Besides working as a manager of the Convention Bureau of Poland, part of the Polish Tourist Organization, he independently produces the annual Warsaw Meetings Industry Report on the state of the industry and its future. And in 2009, he took the helm of the MPI Poland Club. This year, he hopes to see the group become a full-on MPI chapter.

With many young people in Poland traveling more freely since it became a member of the European Union—and finding interest in travel-related careers—Celuch has also been a major force in introducing the up-and-coming generation to his field. On top of his day job, he works as a lecturer on business tourism at the University of Economics and Computer Science in Warsaw. There, he runs the business tourism specialty in both the master’s and bachelor’s degree programs and organizes the IMEX-MPI Future Leaders Forum at the Student Scientific Conference, Warsaw. Having earned the Certificate of Incentive and Travel Executive designation, he is also an MPI Global Training-accredited trainer. He says the meeting industry is offering some attractive options for young people seeking to establish careers in Poland’s current economy, particularly in hospitality.

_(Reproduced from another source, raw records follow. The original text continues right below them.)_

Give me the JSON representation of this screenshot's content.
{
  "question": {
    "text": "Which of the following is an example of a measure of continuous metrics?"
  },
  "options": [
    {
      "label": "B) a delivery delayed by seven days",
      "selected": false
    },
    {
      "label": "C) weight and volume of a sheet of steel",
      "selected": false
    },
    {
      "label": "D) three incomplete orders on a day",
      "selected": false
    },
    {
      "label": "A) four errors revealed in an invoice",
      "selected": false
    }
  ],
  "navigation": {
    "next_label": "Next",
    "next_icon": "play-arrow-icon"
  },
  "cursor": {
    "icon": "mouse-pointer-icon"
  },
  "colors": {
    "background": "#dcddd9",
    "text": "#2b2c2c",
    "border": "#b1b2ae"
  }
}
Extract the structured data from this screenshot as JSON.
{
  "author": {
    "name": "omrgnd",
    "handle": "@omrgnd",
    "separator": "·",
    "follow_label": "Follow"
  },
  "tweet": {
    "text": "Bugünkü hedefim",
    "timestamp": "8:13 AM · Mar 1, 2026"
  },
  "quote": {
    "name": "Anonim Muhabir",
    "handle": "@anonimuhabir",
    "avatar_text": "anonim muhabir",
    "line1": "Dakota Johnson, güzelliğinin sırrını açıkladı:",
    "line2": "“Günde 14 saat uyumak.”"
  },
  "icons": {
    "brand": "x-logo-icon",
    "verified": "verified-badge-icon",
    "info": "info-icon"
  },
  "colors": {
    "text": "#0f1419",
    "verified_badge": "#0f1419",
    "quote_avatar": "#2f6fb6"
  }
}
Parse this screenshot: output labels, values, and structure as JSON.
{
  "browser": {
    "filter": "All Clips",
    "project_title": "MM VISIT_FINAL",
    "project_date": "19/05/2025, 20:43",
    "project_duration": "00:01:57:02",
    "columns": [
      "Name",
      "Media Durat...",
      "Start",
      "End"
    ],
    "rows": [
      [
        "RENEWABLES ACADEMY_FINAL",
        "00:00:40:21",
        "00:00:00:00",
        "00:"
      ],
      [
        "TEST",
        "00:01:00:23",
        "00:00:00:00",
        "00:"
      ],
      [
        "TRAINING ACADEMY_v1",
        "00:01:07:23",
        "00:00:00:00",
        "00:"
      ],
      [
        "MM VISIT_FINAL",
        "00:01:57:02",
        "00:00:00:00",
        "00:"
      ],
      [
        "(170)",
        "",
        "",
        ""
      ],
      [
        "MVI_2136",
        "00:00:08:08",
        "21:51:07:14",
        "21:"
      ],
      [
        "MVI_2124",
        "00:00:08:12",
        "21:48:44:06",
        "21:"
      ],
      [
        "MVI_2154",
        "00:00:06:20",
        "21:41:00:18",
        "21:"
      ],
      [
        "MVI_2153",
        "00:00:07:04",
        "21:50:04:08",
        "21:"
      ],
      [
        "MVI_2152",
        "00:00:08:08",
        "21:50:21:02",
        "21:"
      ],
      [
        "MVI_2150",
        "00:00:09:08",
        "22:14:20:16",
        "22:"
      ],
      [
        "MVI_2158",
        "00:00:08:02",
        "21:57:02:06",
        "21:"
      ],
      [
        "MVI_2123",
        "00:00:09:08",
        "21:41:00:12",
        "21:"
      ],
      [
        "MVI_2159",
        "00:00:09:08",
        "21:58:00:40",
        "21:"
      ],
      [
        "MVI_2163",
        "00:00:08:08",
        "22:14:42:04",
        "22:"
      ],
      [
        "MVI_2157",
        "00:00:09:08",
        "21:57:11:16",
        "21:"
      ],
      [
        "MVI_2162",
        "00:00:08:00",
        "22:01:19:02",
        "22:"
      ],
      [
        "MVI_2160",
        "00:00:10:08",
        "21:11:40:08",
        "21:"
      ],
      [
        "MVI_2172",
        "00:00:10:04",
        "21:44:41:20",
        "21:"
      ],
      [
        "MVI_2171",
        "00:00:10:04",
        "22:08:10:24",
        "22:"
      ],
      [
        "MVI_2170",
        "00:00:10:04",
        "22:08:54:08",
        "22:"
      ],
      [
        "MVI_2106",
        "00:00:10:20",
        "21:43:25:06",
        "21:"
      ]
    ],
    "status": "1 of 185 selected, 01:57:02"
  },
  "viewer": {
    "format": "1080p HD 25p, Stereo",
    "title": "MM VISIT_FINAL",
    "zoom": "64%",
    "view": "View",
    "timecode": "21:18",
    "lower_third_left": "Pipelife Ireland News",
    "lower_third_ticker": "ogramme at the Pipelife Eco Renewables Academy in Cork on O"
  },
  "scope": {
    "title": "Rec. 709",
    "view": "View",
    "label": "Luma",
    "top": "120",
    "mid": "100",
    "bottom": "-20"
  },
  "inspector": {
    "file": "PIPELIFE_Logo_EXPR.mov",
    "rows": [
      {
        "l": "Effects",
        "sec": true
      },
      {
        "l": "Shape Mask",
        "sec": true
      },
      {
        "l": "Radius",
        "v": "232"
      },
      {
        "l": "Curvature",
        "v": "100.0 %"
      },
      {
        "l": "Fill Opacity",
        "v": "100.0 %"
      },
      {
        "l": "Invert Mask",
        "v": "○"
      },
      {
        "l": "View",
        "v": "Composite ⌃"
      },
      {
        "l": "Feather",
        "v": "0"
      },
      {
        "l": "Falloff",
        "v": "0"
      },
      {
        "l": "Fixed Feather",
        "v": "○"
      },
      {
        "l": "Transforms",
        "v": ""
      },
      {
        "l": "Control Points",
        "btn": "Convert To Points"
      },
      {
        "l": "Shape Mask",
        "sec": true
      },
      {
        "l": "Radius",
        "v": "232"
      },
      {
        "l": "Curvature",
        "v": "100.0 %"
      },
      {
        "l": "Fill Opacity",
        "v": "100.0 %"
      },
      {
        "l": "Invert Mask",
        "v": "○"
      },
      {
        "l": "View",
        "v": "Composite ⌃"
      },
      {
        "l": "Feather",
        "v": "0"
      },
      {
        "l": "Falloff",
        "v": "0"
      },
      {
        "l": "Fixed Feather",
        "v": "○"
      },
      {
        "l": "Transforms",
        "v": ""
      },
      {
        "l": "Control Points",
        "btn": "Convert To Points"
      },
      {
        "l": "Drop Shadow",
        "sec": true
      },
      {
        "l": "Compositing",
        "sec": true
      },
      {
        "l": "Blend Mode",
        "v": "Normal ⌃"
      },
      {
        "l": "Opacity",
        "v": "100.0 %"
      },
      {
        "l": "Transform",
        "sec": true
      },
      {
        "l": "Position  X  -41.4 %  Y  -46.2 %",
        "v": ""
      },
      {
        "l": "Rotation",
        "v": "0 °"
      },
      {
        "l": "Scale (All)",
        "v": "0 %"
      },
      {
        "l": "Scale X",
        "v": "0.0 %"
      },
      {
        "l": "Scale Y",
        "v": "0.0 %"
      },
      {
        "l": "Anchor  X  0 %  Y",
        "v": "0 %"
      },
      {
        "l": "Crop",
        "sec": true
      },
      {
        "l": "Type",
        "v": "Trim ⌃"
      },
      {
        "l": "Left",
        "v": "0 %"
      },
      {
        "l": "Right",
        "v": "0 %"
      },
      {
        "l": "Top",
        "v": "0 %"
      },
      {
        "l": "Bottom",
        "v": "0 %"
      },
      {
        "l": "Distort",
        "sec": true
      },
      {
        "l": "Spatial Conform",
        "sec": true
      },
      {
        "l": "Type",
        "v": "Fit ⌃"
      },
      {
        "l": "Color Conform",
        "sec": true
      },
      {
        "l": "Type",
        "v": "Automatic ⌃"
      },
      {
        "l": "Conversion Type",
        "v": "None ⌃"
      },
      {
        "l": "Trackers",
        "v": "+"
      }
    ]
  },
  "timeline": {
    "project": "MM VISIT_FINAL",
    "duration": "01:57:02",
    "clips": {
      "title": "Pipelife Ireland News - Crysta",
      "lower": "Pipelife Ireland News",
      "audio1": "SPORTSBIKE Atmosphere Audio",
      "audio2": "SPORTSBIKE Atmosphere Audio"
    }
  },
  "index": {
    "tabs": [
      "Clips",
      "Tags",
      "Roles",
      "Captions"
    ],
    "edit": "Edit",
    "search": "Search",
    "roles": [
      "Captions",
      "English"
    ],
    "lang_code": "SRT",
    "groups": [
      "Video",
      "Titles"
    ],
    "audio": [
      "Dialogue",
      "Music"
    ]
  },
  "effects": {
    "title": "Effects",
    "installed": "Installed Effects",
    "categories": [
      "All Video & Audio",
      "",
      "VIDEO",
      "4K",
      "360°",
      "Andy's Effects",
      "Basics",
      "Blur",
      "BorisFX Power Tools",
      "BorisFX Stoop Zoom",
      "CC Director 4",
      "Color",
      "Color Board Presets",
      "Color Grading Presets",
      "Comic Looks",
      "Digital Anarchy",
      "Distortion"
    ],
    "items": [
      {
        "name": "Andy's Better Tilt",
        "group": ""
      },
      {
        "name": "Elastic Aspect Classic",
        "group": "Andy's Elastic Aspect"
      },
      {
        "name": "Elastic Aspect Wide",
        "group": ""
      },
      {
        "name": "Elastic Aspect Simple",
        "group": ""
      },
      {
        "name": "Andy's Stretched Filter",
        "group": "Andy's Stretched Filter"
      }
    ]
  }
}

“From my perspective, if someone is looking for a job, he or she will find it,” he said.

Celuch says what hooked him on the meeting and event industry is the chance to find ways to connect with people in other cultures.

“It is challenging to find a way to speak to people around the world,” he said. “Cultural differences are so huge.”

In March, Celuch spoke at EIBTM Barcelona about what Poland has to offer. There’s plenty going on now that he wants to promote, from new facilities to the country’s hosting of the 2012 UEFA European Football Championship.

“I am working really hard to represent Poland,” he said. “I’m using connections in MPI chapters around the world. Hopefully, we will spread the word around other countries.” One+

ELAIN POFELDT is a regular contributor to One+ and other business publications.